Non-linear regression
Although application of linear regression is straightforward and characterized by many useful statistical properties, in the real life many processes have non-linear behaviour, especially in a long run.
Linear regression is well-behaved since the change in independent variables results in proportional change in the dependent value - it’s basically just a linear combination of the predictors. In case of non-linear regression this is not true anymore since the same change in the predictors results in a different change of the dependent variable at different points. Consider the examples below:
Both are just simple univariate functions, however they clearly demonstrate non-linear patterns of how they change. For instance, for $f(x)$ going from 0 to 5 results in a change of more than 0.5, yet another similar step from 5 to 10 results in a change of merely 0.08.
While the best set of parameters for the linear regression can be found analytically, in case of non-linear regression they are found iteratively by adjusting the initial guess with successive approximations, as in gradient descent and Newton’s method. Both of these methods are described in separate articles as they build the core of non-linear optimization. Other algorithms extend their capabilities by combining ideas and simplifying computations. Below are descriptions of some other notable non-linear optimization algorithms.
Gauss-Newton method
Gauss-Newton algorithm is one of the simplest methods for non-linear least squares solving. Other, more advanced algorithms are actually based on Gauss-Newton and extend its capabilities while also dealing with its shortcomings. Let’s take a look at what happens under the hood and how it is different from the original Newton’s method.
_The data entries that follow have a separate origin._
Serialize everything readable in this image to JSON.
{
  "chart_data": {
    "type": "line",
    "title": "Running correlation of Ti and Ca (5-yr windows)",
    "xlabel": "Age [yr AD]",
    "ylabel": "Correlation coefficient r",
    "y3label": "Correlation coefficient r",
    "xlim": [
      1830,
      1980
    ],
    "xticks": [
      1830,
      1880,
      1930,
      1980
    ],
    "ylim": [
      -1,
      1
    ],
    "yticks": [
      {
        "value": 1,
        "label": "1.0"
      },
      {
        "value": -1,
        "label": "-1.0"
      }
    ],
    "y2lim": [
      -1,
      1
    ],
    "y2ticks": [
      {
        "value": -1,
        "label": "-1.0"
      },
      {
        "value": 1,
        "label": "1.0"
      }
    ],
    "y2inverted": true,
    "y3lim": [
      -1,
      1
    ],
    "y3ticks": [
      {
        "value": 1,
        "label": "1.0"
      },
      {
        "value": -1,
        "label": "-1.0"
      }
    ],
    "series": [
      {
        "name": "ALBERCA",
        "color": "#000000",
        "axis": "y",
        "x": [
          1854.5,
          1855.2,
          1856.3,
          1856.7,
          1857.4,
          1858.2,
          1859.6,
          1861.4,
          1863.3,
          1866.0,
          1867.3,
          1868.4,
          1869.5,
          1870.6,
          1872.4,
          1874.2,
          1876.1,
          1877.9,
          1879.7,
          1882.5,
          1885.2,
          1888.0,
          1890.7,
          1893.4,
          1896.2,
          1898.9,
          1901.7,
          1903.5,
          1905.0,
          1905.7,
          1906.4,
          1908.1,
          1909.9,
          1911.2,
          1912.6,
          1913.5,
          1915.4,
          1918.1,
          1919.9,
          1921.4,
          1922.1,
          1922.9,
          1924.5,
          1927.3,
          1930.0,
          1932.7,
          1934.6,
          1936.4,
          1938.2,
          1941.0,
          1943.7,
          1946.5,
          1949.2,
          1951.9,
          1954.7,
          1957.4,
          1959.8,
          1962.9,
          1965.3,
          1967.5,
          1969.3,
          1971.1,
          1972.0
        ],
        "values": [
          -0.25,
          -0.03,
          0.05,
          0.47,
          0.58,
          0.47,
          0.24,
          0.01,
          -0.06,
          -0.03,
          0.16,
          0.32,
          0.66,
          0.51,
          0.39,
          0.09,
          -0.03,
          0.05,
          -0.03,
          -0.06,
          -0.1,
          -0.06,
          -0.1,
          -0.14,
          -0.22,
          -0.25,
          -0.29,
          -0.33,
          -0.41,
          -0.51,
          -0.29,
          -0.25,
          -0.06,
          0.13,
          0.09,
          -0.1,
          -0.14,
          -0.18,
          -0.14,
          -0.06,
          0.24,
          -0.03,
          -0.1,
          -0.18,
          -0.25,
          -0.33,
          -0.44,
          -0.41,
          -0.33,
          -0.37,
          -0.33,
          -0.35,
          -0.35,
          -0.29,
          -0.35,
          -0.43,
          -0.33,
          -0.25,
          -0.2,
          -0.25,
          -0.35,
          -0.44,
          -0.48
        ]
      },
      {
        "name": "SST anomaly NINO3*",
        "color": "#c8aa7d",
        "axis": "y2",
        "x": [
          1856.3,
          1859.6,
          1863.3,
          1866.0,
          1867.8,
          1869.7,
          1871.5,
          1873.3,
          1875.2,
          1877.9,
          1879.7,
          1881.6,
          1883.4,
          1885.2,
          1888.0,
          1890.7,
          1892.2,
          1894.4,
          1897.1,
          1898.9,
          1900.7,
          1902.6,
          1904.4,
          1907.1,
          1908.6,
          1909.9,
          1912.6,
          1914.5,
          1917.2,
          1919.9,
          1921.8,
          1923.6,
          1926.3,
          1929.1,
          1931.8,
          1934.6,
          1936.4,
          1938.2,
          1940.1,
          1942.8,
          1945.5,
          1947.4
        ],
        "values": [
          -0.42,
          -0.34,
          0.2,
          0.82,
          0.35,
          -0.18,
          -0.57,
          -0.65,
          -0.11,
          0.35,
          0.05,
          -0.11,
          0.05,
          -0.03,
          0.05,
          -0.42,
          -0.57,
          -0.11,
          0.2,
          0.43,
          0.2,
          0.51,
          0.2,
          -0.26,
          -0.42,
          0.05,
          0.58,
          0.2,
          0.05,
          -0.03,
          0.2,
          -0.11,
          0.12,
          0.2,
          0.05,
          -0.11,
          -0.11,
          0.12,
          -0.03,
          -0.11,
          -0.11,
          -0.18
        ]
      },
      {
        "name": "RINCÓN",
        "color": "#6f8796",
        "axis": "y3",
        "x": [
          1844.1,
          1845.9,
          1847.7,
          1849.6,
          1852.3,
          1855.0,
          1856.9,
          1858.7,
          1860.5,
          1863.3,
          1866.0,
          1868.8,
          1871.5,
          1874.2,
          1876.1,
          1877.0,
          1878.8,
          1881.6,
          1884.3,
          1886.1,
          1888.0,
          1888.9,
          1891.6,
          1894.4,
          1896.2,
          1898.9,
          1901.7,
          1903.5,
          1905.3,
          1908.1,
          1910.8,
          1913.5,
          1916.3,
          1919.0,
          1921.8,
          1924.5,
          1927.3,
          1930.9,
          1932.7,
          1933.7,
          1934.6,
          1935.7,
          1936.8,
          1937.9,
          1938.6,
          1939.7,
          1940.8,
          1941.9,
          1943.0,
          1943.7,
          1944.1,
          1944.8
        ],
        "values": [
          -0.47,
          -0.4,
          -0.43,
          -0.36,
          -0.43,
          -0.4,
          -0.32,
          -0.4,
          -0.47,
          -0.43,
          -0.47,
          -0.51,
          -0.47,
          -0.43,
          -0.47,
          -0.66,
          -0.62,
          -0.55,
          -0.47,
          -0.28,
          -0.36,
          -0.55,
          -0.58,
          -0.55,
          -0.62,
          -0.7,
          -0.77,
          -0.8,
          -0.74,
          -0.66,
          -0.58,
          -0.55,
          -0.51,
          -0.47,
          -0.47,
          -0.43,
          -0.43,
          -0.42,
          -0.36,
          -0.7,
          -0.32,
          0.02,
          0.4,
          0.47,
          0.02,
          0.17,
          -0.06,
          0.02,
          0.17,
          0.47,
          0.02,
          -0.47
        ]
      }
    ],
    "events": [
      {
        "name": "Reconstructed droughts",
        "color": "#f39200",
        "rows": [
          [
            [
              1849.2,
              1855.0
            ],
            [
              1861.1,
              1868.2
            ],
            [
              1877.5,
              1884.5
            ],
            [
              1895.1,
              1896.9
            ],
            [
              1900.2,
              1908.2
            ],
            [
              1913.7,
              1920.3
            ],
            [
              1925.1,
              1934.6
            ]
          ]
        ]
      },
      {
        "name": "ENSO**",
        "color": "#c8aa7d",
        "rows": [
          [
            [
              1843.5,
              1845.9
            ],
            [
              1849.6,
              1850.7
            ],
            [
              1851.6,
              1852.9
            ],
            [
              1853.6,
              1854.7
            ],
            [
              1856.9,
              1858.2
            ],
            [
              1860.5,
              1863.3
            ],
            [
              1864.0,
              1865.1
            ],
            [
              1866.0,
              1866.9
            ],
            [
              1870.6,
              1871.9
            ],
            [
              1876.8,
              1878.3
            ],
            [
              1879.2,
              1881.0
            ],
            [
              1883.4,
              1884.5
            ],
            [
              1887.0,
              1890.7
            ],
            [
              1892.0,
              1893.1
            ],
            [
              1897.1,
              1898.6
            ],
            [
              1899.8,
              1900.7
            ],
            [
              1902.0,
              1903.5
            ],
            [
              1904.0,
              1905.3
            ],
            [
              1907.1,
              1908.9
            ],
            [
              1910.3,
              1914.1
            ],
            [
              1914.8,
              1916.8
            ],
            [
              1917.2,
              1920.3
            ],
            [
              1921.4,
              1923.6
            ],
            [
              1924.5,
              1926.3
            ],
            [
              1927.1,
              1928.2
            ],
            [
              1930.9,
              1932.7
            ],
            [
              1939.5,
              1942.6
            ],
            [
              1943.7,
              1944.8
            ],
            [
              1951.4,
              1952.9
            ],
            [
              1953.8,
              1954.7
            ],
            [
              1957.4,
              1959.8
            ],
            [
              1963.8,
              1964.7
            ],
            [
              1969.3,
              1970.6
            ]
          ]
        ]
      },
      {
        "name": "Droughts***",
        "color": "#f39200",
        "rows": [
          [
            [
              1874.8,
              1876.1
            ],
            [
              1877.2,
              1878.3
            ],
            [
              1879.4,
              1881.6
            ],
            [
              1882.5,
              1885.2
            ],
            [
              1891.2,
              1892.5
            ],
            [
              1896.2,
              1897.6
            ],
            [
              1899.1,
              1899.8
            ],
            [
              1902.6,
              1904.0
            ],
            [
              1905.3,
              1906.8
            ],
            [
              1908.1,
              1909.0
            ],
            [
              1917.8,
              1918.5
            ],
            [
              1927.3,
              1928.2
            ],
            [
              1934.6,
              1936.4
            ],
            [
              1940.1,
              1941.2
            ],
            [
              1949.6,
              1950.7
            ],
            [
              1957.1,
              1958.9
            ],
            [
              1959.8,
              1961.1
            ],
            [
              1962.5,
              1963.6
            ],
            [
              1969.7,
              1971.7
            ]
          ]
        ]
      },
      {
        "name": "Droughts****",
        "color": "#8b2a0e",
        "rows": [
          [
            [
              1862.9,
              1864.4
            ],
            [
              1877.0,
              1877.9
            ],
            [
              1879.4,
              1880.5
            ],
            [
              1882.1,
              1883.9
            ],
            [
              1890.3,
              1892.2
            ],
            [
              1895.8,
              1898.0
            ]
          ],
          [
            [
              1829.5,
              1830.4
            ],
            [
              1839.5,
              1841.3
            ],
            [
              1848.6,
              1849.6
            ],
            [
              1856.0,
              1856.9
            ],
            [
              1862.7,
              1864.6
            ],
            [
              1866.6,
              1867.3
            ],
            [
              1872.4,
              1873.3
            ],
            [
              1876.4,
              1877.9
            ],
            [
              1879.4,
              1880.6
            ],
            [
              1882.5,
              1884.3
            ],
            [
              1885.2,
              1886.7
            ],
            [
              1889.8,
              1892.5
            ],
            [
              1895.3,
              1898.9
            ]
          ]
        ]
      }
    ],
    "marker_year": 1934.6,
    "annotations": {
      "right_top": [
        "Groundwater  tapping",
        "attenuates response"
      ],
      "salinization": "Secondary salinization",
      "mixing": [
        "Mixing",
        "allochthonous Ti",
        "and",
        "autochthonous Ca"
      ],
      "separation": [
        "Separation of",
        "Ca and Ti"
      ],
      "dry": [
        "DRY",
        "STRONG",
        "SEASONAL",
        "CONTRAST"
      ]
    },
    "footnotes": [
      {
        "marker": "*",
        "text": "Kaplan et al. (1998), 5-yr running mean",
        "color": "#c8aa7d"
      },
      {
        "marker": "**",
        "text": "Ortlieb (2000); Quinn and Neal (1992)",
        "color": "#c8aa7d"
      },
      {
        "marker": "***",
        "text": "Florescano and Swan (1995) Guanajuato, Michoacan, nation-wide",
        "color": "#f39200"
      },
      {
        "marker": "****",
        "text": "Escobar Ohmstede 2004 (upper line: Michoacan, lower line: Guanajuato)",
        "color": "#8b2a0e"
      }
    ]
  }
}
In the standard case of quadratic loss function we want to minimize the sum of squared distances between the modeled and the actual observations. Suppose we have a set of $m$ observations and a non-linear function $f(x, \theta)$ which we want to fit to the observations, where $\theta$ is a set of parameters. The sum of errors which we want to minimize will take the following form:
$g(\theta) = \sum_{i=0}^m r^2 = \sum_{i=0}^m (y_i - f(x_i, \theta))^2$
where $y$ is a set of $m$ observations, and $r$ are residuals.
In an $n$-dimensional space $J(\theta)$ has its minimum value at a point where its gradient is zero. The gradient can be expressed as a system of $n$ equations, where $n$ is the number of dimensions.
\[\begin{cases} \frac{\partial g(\theta)}{\partial \theta_1} = 2\sum_{i=0}^m (y_i - f(x_i, \theta)) \frac{\partial f}{\partial \theta_1} = 0 \\ \frac{\partial g(\theta)}{\partial \theta_2} = 2\sum_{i=0}^m (y_i - f(x_i, \theta)) \frac{\partial f}{\partial \theta_2} = 0 \\ ............................. \\ \frac{\partial g(\theta)}{\partial \theta_n} = 2\sum_{i=0}^m (y_i - f(x_i, \theta)) \frac{\partial f}{\partial \theta_n} = 0 \end{cases} => J_r^{T} r = 0\]$J_r$ is a matrix of first derivatives (Jacobian matrix) of the error term $r$.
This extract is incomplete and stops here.